Published June 7, 2021 by Real Estate Leads

Probably one of the stranger titles you’ve seen attached to one of our blog entries here, but the reason we chose it is because it’s not just new realtors who need more homes to come on to the market. Fact is the entire real estate market in Canada needs them and not only to meet the need for housing in the country but also to continue having real estate make the needed contribution it does to the country’s GDP. We’re not economists so we’ll steer clear of that end of it but we do know why there needs to be more housing on the market in Canada, and that includes sales of existing homes as well as new home builds.

The builds will almost certainly be more important in the long term and bigger picture, but in the here and now there’s a lot of reasons why fewer homes are going onto the market than are needed, despite it 100% being a seller’s market in most areas of the country right now. Any time there’s type of supply shortcoming when there are many people who want to be homebuyers it can be tough for realtors new to the business. That’s why our online real estate lead generation system here at Real Estate Leads is such a good choice for real estate agents who are looking for every competitive advantage.

Let’s look at this shortcoming in greater detail this week.

Starving for Supply

Over the last 14 months demand for housing has been much, much higher than expected and that is true for both major urban centres and rural communities. Historically low interest rates are prompting a lot of people to want to dive into the housing market. The problem is they can’t because of insufficient housing stocks and demand outstripping supply creating a tremendous spike in valuations.

There’s been a lot of talk about how first-time homebuyers and young families are being priced out of the real estate market. Recent months have seen suggestions that the Bank of Canada (BoC) should begin to normalize monetary policy by raising rates. Maybe, but the long-term solution is additional inventory coming to market.

Much easier said than done.

The good news would be the Canada-wide sales-to-new listings ratio looks to be heading in the right direction.

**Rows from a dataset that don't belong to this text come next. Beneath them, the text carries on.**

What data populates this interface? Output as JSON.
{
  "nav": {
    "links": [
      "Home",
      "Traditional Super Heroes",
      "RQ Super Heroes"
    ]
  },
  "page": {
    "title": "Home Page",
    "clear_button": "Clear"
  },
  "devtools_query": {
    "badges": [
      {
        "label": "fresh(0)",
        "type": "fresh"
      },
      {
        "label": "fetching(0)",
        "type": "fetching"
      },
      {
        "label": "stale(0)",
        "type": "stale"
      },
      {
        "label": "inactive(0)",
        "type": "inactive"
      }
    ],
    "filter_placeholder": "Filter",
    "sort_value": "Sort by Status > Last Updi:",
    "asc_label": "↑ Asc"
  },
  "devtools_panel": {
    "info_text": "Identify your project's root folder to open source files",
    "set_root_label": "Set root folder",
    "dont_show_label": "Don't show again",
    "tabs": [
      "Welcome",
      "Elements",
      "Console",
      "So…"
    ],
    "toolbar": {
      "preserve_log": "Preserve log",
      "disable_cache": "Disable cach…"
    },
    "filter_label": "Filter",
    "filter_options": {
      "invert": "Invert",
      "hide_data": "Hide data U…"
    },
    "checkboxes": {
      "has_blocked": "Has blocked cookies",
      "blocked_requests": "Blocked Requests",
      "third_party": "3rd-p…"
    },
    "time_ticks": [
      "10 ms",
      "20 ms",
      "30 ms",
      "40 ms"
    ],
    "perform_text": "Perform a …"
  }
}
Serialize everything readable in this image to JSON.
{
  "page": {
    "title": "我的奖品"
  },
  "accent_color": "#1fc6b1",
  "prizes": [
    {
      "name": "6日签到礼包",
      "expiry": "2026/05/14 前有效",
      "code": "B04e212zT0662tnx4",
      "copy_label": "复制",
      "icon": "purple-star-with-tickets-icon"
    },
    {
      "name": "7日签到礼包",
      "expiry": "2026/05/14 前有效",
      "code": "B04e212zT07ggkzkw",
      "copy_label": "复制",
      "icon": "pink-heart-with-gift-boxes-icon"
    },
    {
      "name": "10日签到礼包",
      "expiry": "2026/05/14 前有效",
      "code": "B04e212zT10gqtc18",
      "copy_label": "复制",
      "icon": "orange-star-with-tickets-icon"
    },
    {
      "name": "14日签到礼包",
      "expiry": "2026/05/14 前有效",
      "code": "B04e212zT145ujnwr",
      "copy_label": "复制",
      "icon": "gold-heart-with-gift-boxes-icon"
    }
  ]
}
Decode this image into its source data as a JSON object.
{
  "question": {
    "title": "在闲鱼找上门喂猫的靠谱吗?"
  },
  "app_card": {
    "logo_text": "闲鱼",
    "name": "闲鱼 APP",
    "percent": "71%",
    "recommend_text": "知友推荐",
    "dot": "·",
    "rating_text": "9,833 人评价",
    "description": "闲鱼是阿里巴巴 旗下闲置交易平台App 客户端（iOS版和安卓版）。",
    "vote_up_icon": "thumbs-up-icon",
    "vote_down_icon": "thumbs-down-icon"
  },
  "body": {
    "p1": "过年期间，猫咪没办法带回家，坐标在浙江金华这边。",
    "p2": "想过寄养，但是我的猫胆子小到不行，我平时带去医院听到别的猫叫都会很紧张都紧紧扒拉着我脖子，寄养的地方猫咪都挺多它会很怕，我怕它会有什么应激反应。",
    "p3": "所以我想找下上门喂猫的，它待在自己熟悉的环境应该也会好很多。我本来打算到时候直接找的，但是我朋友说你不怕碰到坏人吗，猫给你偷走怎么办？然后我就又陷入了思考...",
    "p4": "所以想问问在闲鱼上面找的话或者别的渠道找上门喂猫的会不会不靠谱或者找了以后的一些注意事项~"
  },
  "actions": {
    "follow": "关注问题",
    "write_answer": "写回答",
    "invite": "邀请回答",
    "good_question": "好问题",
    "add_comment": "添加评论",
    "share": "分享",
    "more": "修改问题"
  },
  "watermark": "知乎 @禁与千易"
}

April’s ratio eased to 75.2 per cent, down from a peak of 90.6 per cent in January and our long-term average for the nation sales-to-new listings ratio is just under 55%, highlighting that the latest reading remains historically high.

But inventory is not doing its part.

The number of months of inventory – how long it would take to sell present stocks at the current sales activity – is at just 2. This is up from 1.7 months in March. Long-term the average is just over 5 months. That’s a very bare cupboard as the expression goes, and a lot of people are looking for a plate.

Buyers Starting to Boil?

It’s also true that Canadian homebuyers are quite displeased about it all. A recent Nanos Research-Bloomberg News survey found that 70% of them agreed that the spike in home prices was a major problem for the national economy, and many feel that interest rates should go up the same way new homebuyer mortgage stress testing regulations have. That has its drawbacks too of course.

More Roofs Over More Heads

Nearly every housing expert believes that the more effective solution to dousing the red-hot Canadian real estate market is by adding more supply. While it’s not as easy as snapping your fingers to make that happen, there needs to be a more long-game approach to this. Federal government intervention is probably not a good idea.

We’ll conclude with some good news in that price growth might have peaked, which could give those hoping to buy a home some reason to think positively.